Nigel Slater’s Toast

The Lowry

Genre: Theatre

Venue: Traverse

Festival:


Review

You first see a kitchen. In fact, that’s all you see, no matter if the story takes us to school or a sweetshop: a kitchen, sprawlingly oversized, expanded by a child’s memory: drawer handles having the look of a kid’s painting, vinyl floor (easily cleaned) vast and wide, as if seen from only a few feet up. For you, home may be wherever you lay your hat, but for Nigel Slater – both as the writer of the original book on which this is based, and as the main character and narrator of the play, home is wherever there’s a decent kitchen.

Because Nigel Slater’s Toast is all about memory. And, specifically, memories via taste and smell. There’s the vague tang of burned toast as you arrive at the Traverse and, tantalisingly muffled – as if from a transistor radio playing next door – music hits from the sixties. This is the story of Nigel Slater’s childhood, an era of British cooking that is frankly not well regarded. A sequence in which the Slater family regard pasta and its accompaniments with suspicion and distaste highlights just how basic the menu was, not helped by the fact that Nigel’s mum isn’t the world’s greatest cook. It’s notable also that Dad – a sometimes small man weighed down by big challenges – leaves most of the kitchen duties to Mum (that’s one of the ‘rules’ of food, perhaps), but when it comes to an exotic idea like Italian cuisine, he’s the Master Of The Kitchen: a frustrated idea (and ideal) of masculinity runs through Dad like lettering in a stick of seaside rock, an ideal that’s frustrated further by the man young Nigel is growing up to be.

As in the source material, Nigel the character and Nigel the writer share only as much of the selection box of his life as he wishes. It’s clear that he’s an unabashed romantic, but he’s careful to conceal if he has a hard or soft centre. Again as in the original book, Nigel’s response to a new mother figure is unvarnished: he hates Joan for the triple crime of being a new woman in Dad’s affections, being common, and most upsettingly, a much better cook than Nigel’s mum. But is just as easy to see past Nigel’s reaction, see the bigger picture, and have sympathy with Joan, knowing that the boy is being unreasonable in his reaction. But even that’s fair enough: he’s only twelve.

There a couple of moments when the audience are allowed to whet their appetite along with the Slater family (word of advice: don’t arrive hungry), and even then Dad’s paranoia about food that is seen to be masculine or effeminate – between a Flake and a Walnut Whip, one is deemed acceptable, and one is not: can you guess which? But the moments of ‘real’ food and real cooking (to borrow, incidentally, names of two of Nigel’s books) could be multiplied – although it is true that when Nigel cooks a meal that is both remarkably simple and heart achingly poignant, the audience of the Traverse simply .. stops. Watching.
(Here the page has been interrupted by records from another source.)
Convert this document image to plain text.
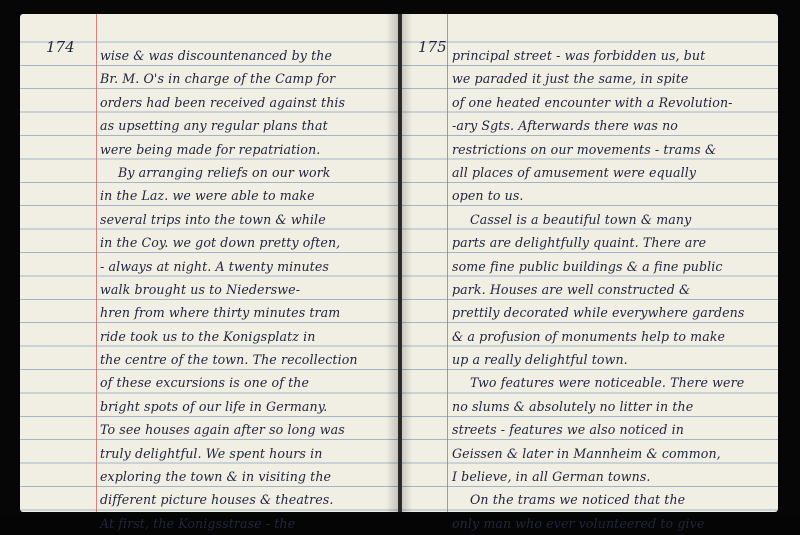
174 wise & was discountenanced by the
Br. M. O's in charge of the Camp for
orders had been received against this
as upsetting any regular plans that
were being made for repatriation.
By arranging reliefs on our work
in the Laz. we were able to make
several trips into the town & while
in the Coy. we got down pretty often,
- always at night. A twenty minutes
walk brought us to Niederswe-
hren from where thirty minutes tram
ride took us to the Konigsplatz in
the centre of the town. The recollection
of these excursions is one of the
bright spots of our life in Germany.
To see houses again after so long was
truly delightful. We spent hours in
exploring the town & in visiting the
different picture houses & theatres.
At first, the Konigsstrase - the
175 principal street - was forbidden us, but
we paraded it just the same, in spite
of one heated encounter with a Revolution-
-ary Sgts. Afterwards there was no
restrictions on our movements - trams &
all places of amusement were equally
open to us.
Cassel is a beautiful town & many
parts are delightfully quaint. There are
some fine public buildings & a fine public
park. Houses are well constructed &
prettily decorated while everywhere gardens
& a profusion of monuments help to make
up a really delightful town.
Two features were noticeable. There were
no slums & absolutely no litter in the
streets - features we also noticed in
Geissen & later in Mannheim & common,
I believe, in all German towns.
On the trams we noticed that the
only man who ever volunteered to give
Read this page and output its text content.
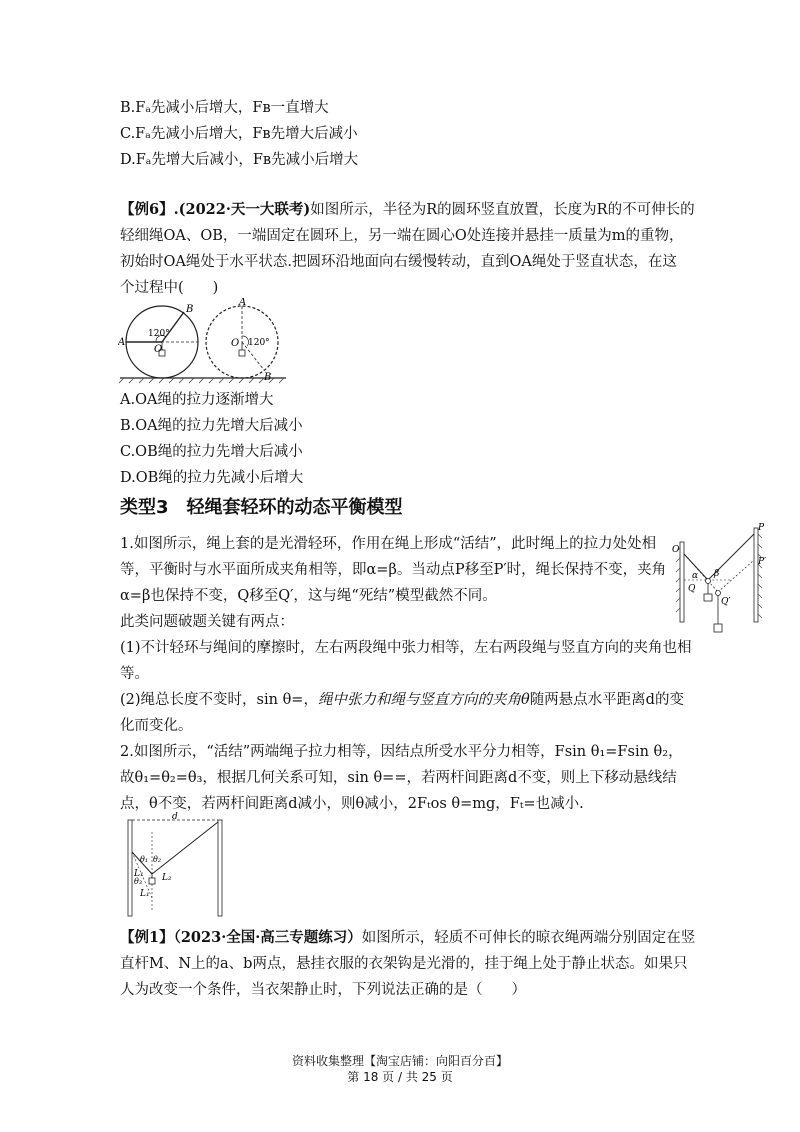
B.Fₐ先减小后增大，Fʙ一直增大
C.Fₐ先减小后增大，Fʙ先增大后减小
D.Fₐ先增大后减小，Fʙ先减小后增大
【例6】.(2022·天一大联考)如图所示，半径为R的圆环竖直放置，长度为R的不可伸长的
轻细绳OA、OB，一端固定在圆环上，另一端在圆心O处连接并悬挂一质量为m的重物，
初始时OA绳处于水平状态.把圆环沿地面向右缓慢转动，直到OA绳处于竖直状态，在这
个过程中(　　)
A
B
O
120°
A
B
O 120°
A.OA绳的拉力逐渐增大
B.OA绳的拉力先增大后减小
C.OB绳的拉力先增大后减小
D.OB绳的拉力先减小后增大
类型3　轻绳套轻环的动态平衡模型
1.如图所示，绳上套的是光滑轻环，作用在绳上形成“活结”，此时绳上的拉力处处相
等，平衡时与水平面所成夹角相等，即α=β。当动点P移至P′时，绳长保持不变，夹角
α=β也保持不变，Q移至Q′，这与绳“死结”模型截然不同。
此类问题破题关键有两点：
(1)不计轻环与绳间的摩擦时，左右两段绳中张力相等，左右两段绳与竖直方向的夹角也相
等。
(2)绳总长度不变时，sin θ=，绳中张力和绳与竖直方向的夹角θ随两悬点水平距离d的变
化而变化。
2.如图所示，“活结”两端绳子拉力相等，因结点所受水平分力相等，Fsin θ₁=Fsin θ₂，
故θ₁=θ₂=θ₃，根据几何关系可知，sin θ==，若两杆间距离d不变，则上下移动悬线结
点，θ不变，若两杆间距离d减小，则θ减小，2Fₜos θ=mg，Fₜ=也减小.
P
P′
O
Q
Q′
α β
d
θ₁ θ₂
θ₃
L₁ L₂
L₁
【例1】（2023·全国·高三专题练习）如图所示，轻质不可伸长的晾衣绳两端分别固定在竖
直杆M、N上的a、b两点，悬挂衣服的衣架钩是光滑的，挂于绳上处于静止状态。如果只
人为改变一个条件，当衣架静止时，下列说法正确的是（　　）
资料收集整理【淘宝店铺：向阳百分百】
第 18 页 / 共 25 页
Sharing that simple pleasure of hanging out in a kitchen, watching a loved one slice, dice, get oil on their fingers, and create something that didn’t exist a few moments previously. That said, it’s difficult not to hope for a London run of Nigel Slater’s Toast over Christmas time, with all the colours, smells and tastes that would involve.
For those who are able to place the smells of a roast beef Sunday dinner on an equal footing with the bottom of an empty tin of Quality Street, Nigel Slater’s Toast is a delicate bittersweet treat to be savoured.